In Advent 2017 I decided to read through the 12 minor prophets in my personal devotions. At the end of this, it seemed to make sense to keep going into the New Testament, with the gospels. I knew I wanted to move away from reading very small chunks to be delved into in great depth, to reading some larger chunks that give a bigger vision of the whole picture. Both are valuable, of course, and I think it’s a good practice to switch between different patterns. If you only ever read the Bible ten verses at a time, (a) it will take you a very long time to read it all, and (b) it will be hard to keep that bigger picture in view so that you can spot some of the patterns and references. Whereas if you only ever read it ten chapters at a time, you won’t be able to linger over every word and phrase in the same way and catch all of the in-depth nuances. So do both!

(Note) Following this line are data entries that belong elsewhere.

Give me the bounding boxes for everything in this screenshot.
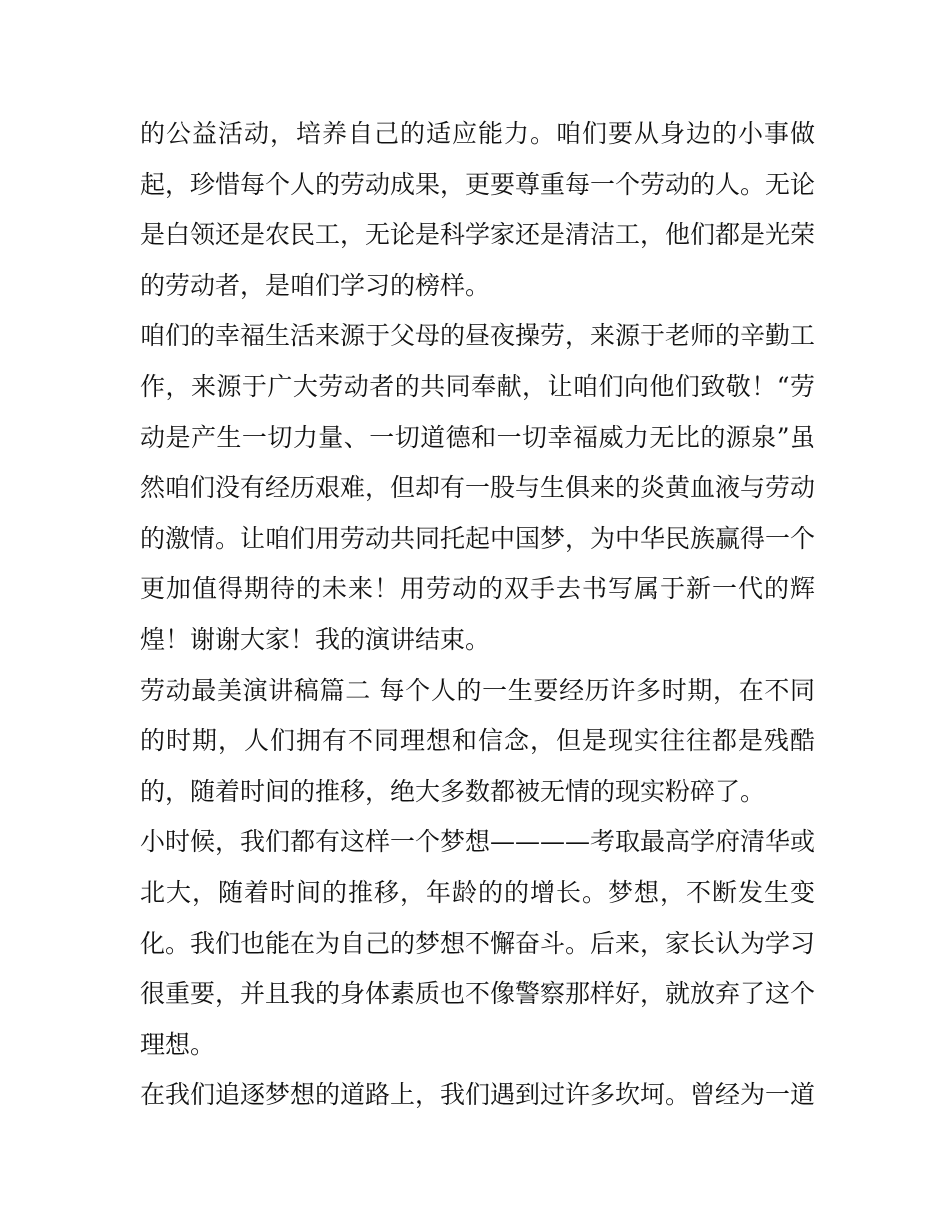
text-line: 小时候，我们都有这样一个梦想————考取最高学府清华或 [140,827,816,857]
text-line: 的时期，人们拥有不同理想和信念，但是现实往往都是残酷 [140,726,815,756]
text-line: 的公益活动，培养自己的适应能力。咱们要从身边的小事做 [140,119,815,148]
text-line: 然咱们没有经历艰难，但却有一股与生俱来的炎黄血液与劳动 [140,473,816,503]
text-line: 在我们追逐梦想的道路上，我们遇到过许多坎坷。曾经为一道 [140,1080,816,1110]
text-line: 更加值得期待的未来！用劳动的双手去书写属于新一代的辉 [140,574,815,604]
text-line: 的激情。让咱们用劳动共同托起中国梦，为中华民族赢得一个 [140,523,816,553]
text-line: 的，随着时间的推移，绝大多数都被无情的现实粉碎了。 [140,776,766,806]
text-line: 北大，随着时间的推移，年龄的的增长。梦想，不断发生变 [140,877,815,907]
text-line: 是白领还是农民工，无论是科学家还是清洁工，他们都是光荣 [140,220,816,250]
body-text [140,109,815,1121]
text-line: 很重要，并且我的身体素质也不像警察那样好，就放弃了这个 [140,979,816,1009]
text-line: 动是产生一切力量、一切道德和一切幸福威力无比的源泉”虽 [140,422,815,452]
text-line: 作，来源于广大劳动者的共同奉献，让咱们向他们致敬！“劳 [140,371,815,401]
text-line: 劳动最美演讲稿篇二 每个人的一生要经历许多时期，在不同 [140,675,815,705]
text-line: 起，珍惜每个人的劳动成果，更要尊重每一个劳动的人。无论 [140,169,816,199]
text-line: 煌！谢谢大家！我的演讲结束。 [140,624,491,654]
text-line: 的劳动者，是咱们学习的榜样。 [140,270,491,300]
text-line: 化。我们也能在为自己的梦想不懈奋斗。后来，家长认为学习 [140,928,816,958]
text-line: 理想。 [140,1029,216,1059]
text-line: 咱们的幸福生活来源于父母的昼夜操劳，来源于老师的辛勤工 [140,321,816,351]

By the time I got to Lent, with my sporadic reading habits, I was at John 13, so I slowed down and did daily (kind of) Scripture writing until I’d written through to the end of John’s gospel a few days after Easter. I’d enjoyed the faster pace of reading bigger chunks, so I wanted to try that with some Old Testament books. I thought I’d start with the Psalms, since that’s a book we rarely read in big chunks! And then I kept going, through Proverbs (I found I had to take shorter sections here. Ten chapters of Proverbs is way too much to process!), Ecclesiastes, Song of Songs and then Isaiah-Daniel).
At this stage I’d realised I was well on my way to reading the Bible in a year and I’d made an actual list of all the books in the Bible so I could tick them off as I went. I’d grouped them into sections that I could alternate OT and NT. And finishing before Advent 2018 was a definite possibility. In fact, I’ve just made a weekly reading plan for all the remaining books and I have a good amount of wiggle room to play with and still be finished in a year.
I’ve tried various Bible-in-a-year plans before now and never stuck with any of them for more than a few months. What I love about this is:
(a) it’s easy. No switching between several books on the same day. No charts needed;
(b) it feels like the normal way of reading a book. Longer, consecutive sections. Slowing down for some more concentrated sections, speeding up for narratives;
(c) it’s not boring. I know the Bible is not boring, but I will admit, the thought of spending five months on the Psalms, if you read one a day, is quite daunting for those of us who always want to move onto the next thing. If you read ten a day, you’ll be done in just over 2 weeks (see above for why this isn’t the ONLY way you should read!);
(d) it’s happened naturally, rather than as an artificially imposed system. I don’t feel like I’m doing this out of obligation, or to say I’ve done it, or some other trivial reason. I’m doing it because I’m loving the way it’s helping me to engage with God’s word and respond to it. It’s okay if I don’t actually finish in a year, if I pause to do some other kind of devotions, or whatever. It is a joy to read with this kind of freedom, I find.
Some things to consider:
- There are 1189 chapters in an English Bible.
- If you read 4 chapters a day, you’ll easily be done in a year.
- If you read 4 chapters six days a week, you’ll still be done in a year.
- I find I can easily read 10 chapters of most Bible books in 15 minutes, reading at a normal pace.
- Some books I can’t read more than 3-4 chapters (Proverbs, Romans), but that’s okay because it’s still within Bible-in-a-year pace.
- Finishing whole books in a few days or weeks is tremendously satisfying.
- Reading in this consecutive way lets you be sensible. If I can see that there are 31 chapters in a book, I’ll either read 10, 10, 11 chapters or 8, 8, 8, 7 chapters. If a book only has 5 chapters, that’s one day’s reading. For some of the shorter NT letters (2 John, 3 John, Jude etc), I’ll read several in one day. I don’t have to stick to someone else’s plan so I can work out what suits me! By reading much more than 4 chapters on most days, I know I’ve got time to take over other books. Like spending 6 weeks on 8 chapters of John’s gospel!